La porte tout à coup s’ouvre avec grand fracas
Et un enfant de chœur est accouru d’en bas.
De son nez reniflant pend une double cloche,
Un pied « kamik » termine une jambe bancroche.
Tonton Cou sursauta dans son fauteuil surpris.
Pensez donc, il venait de choir du paradis…
— Ayez pas peur, Monsieur, c’est moi Fanchik Kerbone,
Et je viens vous chercher pour commencer le prône.
Allons ! dépêchez-vous, je crois qu’on vous attend !
— File ! sacré « fri louz », je te suis à l’instant.
Et voilà qu’en grattant son tissu capillaire
Encore sommeillant, il prend son bréviaire,
Le lance vivement dans l’eau de la marmite,
Puis, son lard sous le bras, il s’enfuit au plus vite !

Quand le curé survint, portant son « kig sall » gras,
Dans l’église, ce fut un bien joli fatras.
Les fidèles en chœur s’étouffèrent de rire
Et chacun à son banc se prenait de délire !
On oubliait, dès lors, la sainteté des lieux,
Et l’on avait, ma foi, des larmes plein les yeux.

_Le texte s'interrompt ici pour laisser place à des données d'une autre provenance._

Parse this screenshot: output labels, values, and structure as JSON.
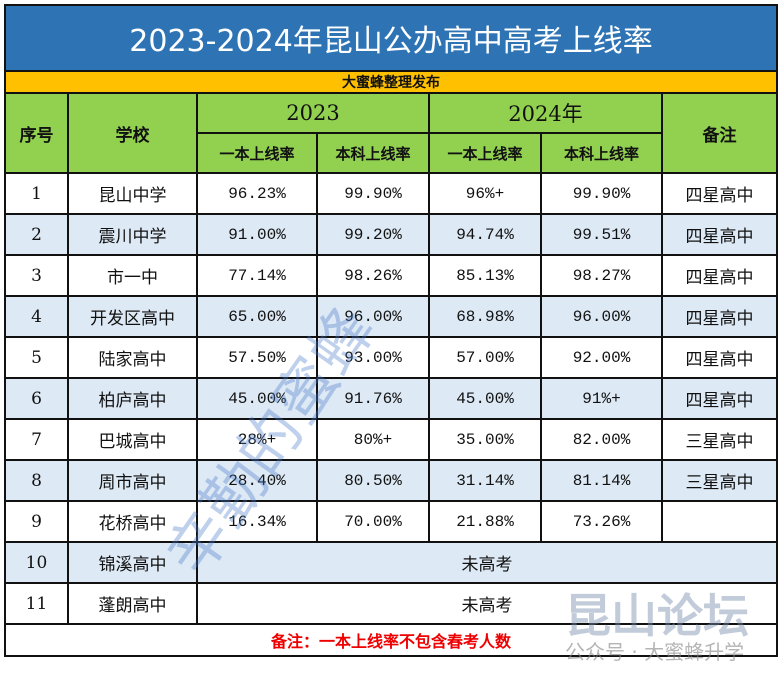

Tonton Cou s’aperçut bientôt de sa méprise ;
D’un geste bienveillant il apaisa la crise ;
Être distrait, c’est bien, mais rester en affront
Devant tous ces gaillards, serait faire faux bond !
Pestant bas, il monta les marches de sa chaire…
Qui sait bien repérer sait quelquefois mal faire !
— Mes chers frères, dit-il, il est fort irritant
De vous voir rire ainsi. J’en suis très mécontent.